Contact: sourcetostream@trca.ca

Track 1 Day 1: Longstaff Bambic

TRACK 1

Watershed-scale, Cost-benefit Optimization of Stormwater Infrastructure

Wednesday March 25, 2020
4:00 to 4:30 p.m. (Hall A)

ABSTRACT

Stormwater management (SWM) is an increasingly complex challenge for all municipalities across Canada. Significant challenges relate to insufficient resources, ageing infrastructure, areas lacking stormwater infrastructure, and poor planning. Combined with continued urbanization and climate change, we are witnessing an unprecedented increase in issues such as flooding, erosion, and water quality impairment.

There is a growing consensus that significant and broad, sweeping changes to stormwater management are needed to address the challenge. Critical to the required paradigm shift in stormwater management is ensuring that it is managed at a watershed scale and optimized for the greatest environmental outcomes at the highest cost efficiency.

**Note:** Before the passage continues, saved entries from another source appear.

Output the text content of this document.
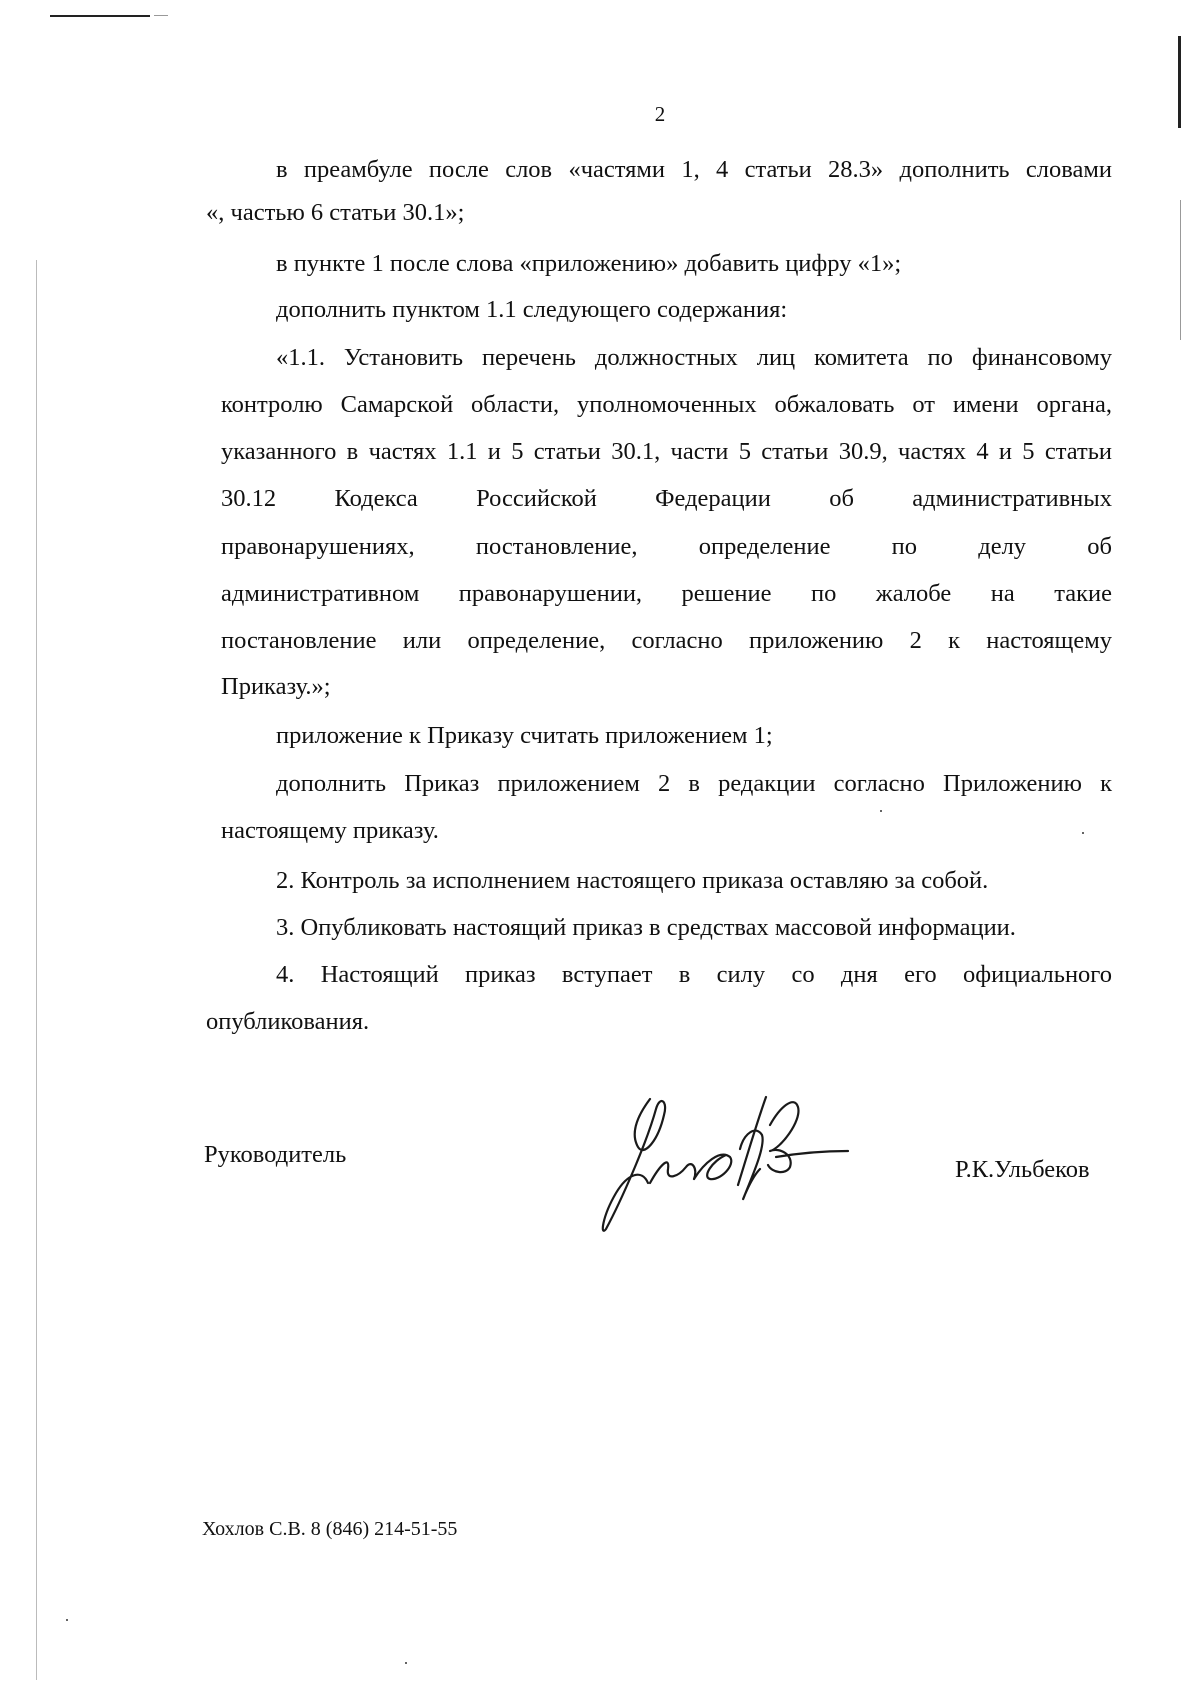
2
в преамбуле после слов «частями 1, 4 статьи 28.3» дополнить словами
«, частью 6 статьи 30.1»;
в пункте 1 после слова «приложению» добавить цифру «1»;
дополнить пунктом 1.1 следующего содержания:
«1.1. Установить перечень должностных лиц комитета по финансовому
контролю Самарской области, уполномоченных обжаловать от имени органа,
указанного в частях 1.1 и 5 статьи 30.1, части 5 статьи 30.9, частях 4 и 5 статьи
30.12 Кодекса Российской Федерации об административных
правонарушениях, постановление, определение по делу об
административном правонарушении, решение по жалобе на такие
постановление или определение, согласно приложению 2 к настоящему
Приказу.»;
приложение к Приказу считать приложением 1;
дополнить Приказ приложением 2 в редакции согласно Приложению к
настоящему приказу.
2. Контроль за исполнением настоящего приказа оставляю за собой.
3. Опубликовать настоящий приказ в средствах массовой информации.
4. Настоящий приказ вступает в силу со дня его официального
опубликования.
Руководитель
Р.К.Ульбеков
Хохлов С.В. 8 (846) 214-51-55
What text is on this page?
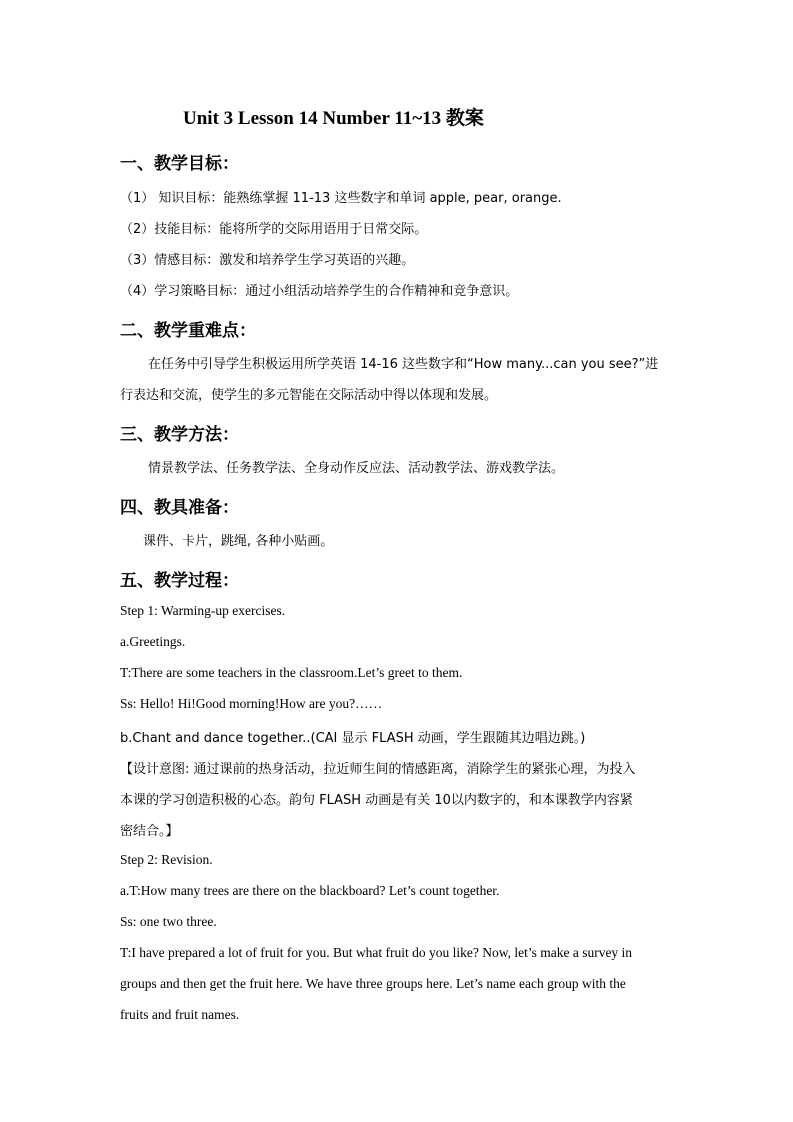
Unit 3 Lesson 14 Number 11~13 教案
一、教学目标：
（1） 知识目标：能熟练掌握 11-13 这些数字和单词 apple, pear, orange.
（2）技能目标：能将所学的交际用语用于日常交际。
（3）情感目标：激发和培养学生学习英语的兴趣。
（4）学习策略目标：通过小组活动培养学生的合作精神和竞争意识。
二、教学重难点：
在任务中引导学生积极运用所学英语 14-16 这些数字和“How many...can you see?”进
行表达和交流，使学生的多元智能在交际活动中得以体现和发展。
三、教学方法：
情景教学法、任务教学法、全身动作反应法、活动教学法、游戏教学法。
四、教具准备：
课件、卡片，跳绳, 各种小贴画。
五、教学过程：
Step 1: Warming-up exercises.
a.Greetings.
T:There are some teachers in the classroom.Let’s greet to them.
Ss: Hello! Hi!Good morning!How are you?……
b.Chant and dance together..(CAI 显示 FLASH 动画，学生跟随其边唱边跳。)
【设计意图: 通过课前的热身活动，拉近师生间的情感距离，消除学生的紧张心理，为投入
本课的学习创造积极的心态。韵句 FLASH 动画是有关 10以内数字的，和本课教学内容紧
密结合。】
Step 2: Revision.
a.T:How many trees are there on the blackboard? Let’s count together.
Ss: one two three.
T:I have prepared a lot of fruit for you. But what fruit do you like? Now, let’s make a survey in
groups and then get the fruit here. We have three groups here. Let’s name each group with the
fruits and fruit names.
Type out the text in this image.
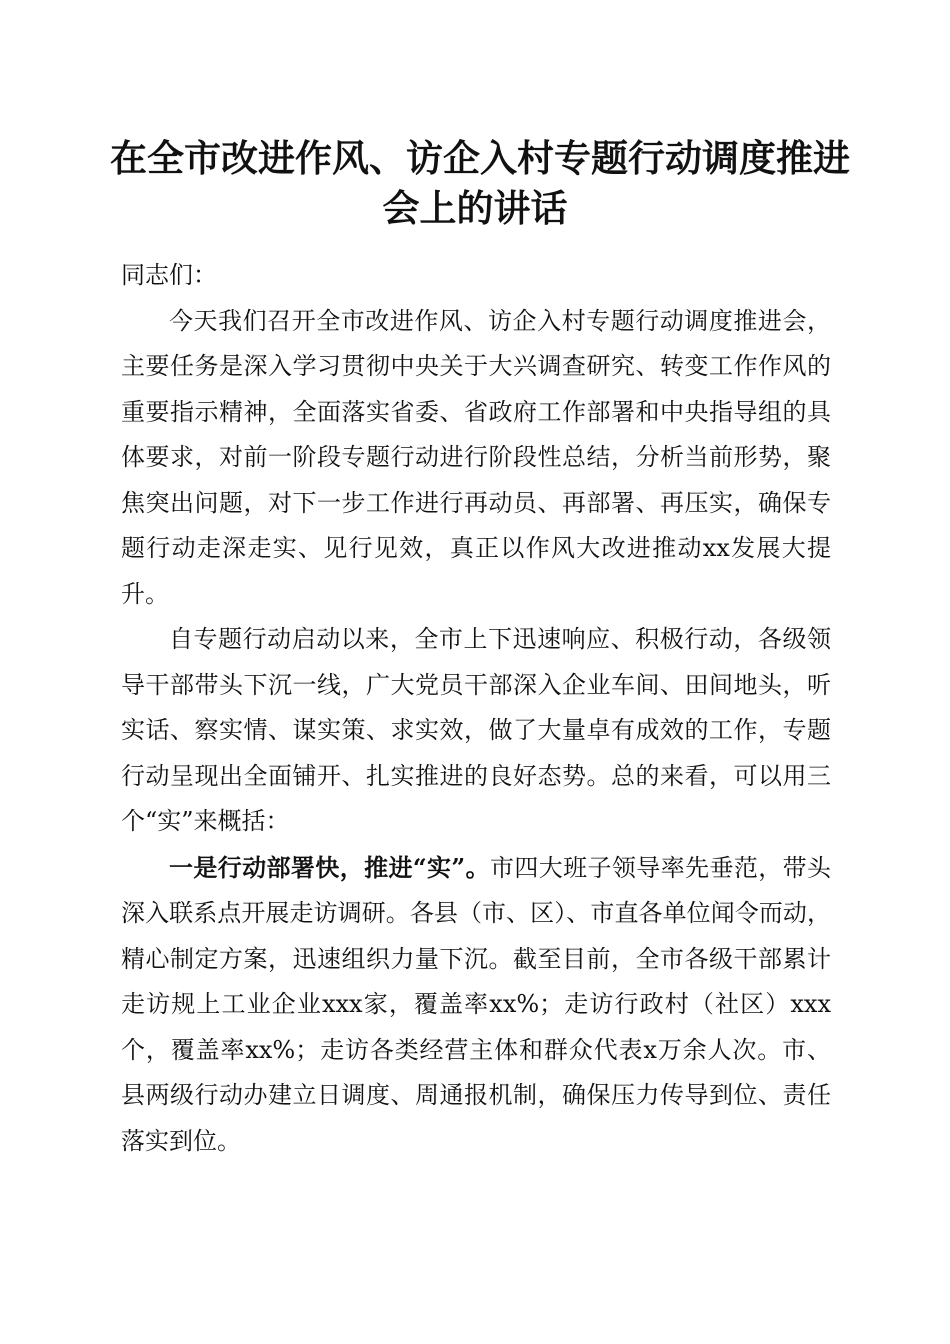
在全市改进作风、访企入村专题行动调度推进
会上的讲话

同志们：

今天我们召开全市改进作风、访企入村专题行动调度推进会，主要任务是深入学习贯彻中央关于大兴调查研究、转变工作作风的重要指示精神，全面落实省委、省政府工作部署和中央指导组的具体要求，对前一阶段专题行动进行阶段性总结，分析当前形势，聚焦突出问题，对下一步工作进行再动员、再部署、再压实，确保专题行动走深走实、见行见效，真正以作风大改进推动xx发展大提升。

自专题行动启动以来，全市上下迅速响应、积极行动，各级领导干部带头下沉一线，广大党员干部深入企业车间、田间地头，听实话、察实情、谋实策、求实效，做了大量卓有成效的工作，专题行动呈现出全面铺开、扎实推进的良好态势。总的来看，可以用三个“实”来概括：

一是行动部署快，推进“实”。市四大班子领导率先垂范，带头深入联系点开展走访调研。各县（市、区）、市直各单位闻令而动，精心制定方案，迅速组织力量下沉。截至目前，全市各级干部累计走访规上工业企业xxx家，覆盖率xx%；走访行政村（社区）xxx个，覆盖率xx%；走访各类经营主体和群众代表x万余人次。市、县两级行动办建立日调度、周通报机制，确保压力传导到位、责任落实到位。
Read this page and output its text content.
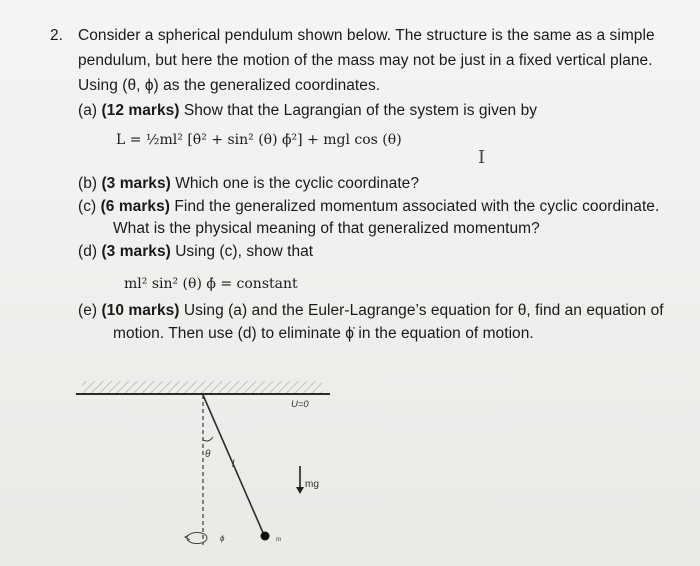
2. Consider a spherical pendulum shown below. The structure is the same as a simple
pendulum, but here the motion of the mass may not be just in a fixed vertical plane.
Using (θ, ϕ) as the generalized coordinates.
(a) (12 marks) Show that the Lagrangian of the system is given by
L = ½ml² [θ̇² + sin² (θ) ϕ̇²] + mgl cos (θ)
I
(b) (3 marks) Which one is the cyclic coordinate?
(c) (6 marks) Find the generalized momentum associated with the cyclic coordinate.
What is the physical meaning of that generalized momentum?
(d) (3 marks) Using (c), show that
ml² sin² (θ) ϕ̇ = constant
(e) (10 marks) Using (a) and the Euler-Lagrange’s equation for θ, find an equation of
motion. Then use (d) to eliminate ϕ̇ in the equation of motion.
U=0
θ
l
m
mg
ϕ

Optimization may be achieved through the economic concepts of scale, aggregation, integration, and equitable responsibility.

A three-year pilot project within the East Holland River, Ontario, applied a continuous simulation model (LSPC), integrated with the US EPA model SUSTAIN. Using LSPC-SUSTAIN, thousands of stormwater management scenarios are modelled to assess the economic concepts under different development, climate, and planning scenarios.

These findings will be used to secure policy shifts in support of whole-system, nature-based, integrative and transformative planning and design of SWM infrastructure.

This presentation will provide an overview of the study methods, results, implications, and next steps.

 

Learning Objectives

1. Provide the audience with context as to why the stormwater management optimization pilot project was initiated and why the proposed approach was taken.

2. Provide the audience with an understanding of the methods applied including current and future state modelling, life-cycle costing of stormwater management features, flood damage assessment, and scenario development.

3. Provide the audience with a summary of study results, identifying how the project was able to cost-optimize grey and green stormwater management opportunities across the watershed.

 

ABOUT THE PRESENTERS

Ben Longstaff

Ben Longstaff

Ben Longstaff is General Manager of Integrated Watershed Management with Lake Simcoe Region Conservation Authority (LSRCA). In this role, he provides leadership, support, and strategic direction to the Conservation Authority’s watershed planning, climate change, source water protection, urban restoration, and environmental monitoring programs.

Dustin Bambic

Dustin Bambic

Dustin Bambic is a Director and professional hydrologist with Paradigm Environmental. He specializes in stormwater and watershed planning, including the international application of water quality modelling tools.

Dustin has undergraduate degrees in physics and mathematics, and graduate degrees in hydrologic science and environmental engineering from the University of California – Davis.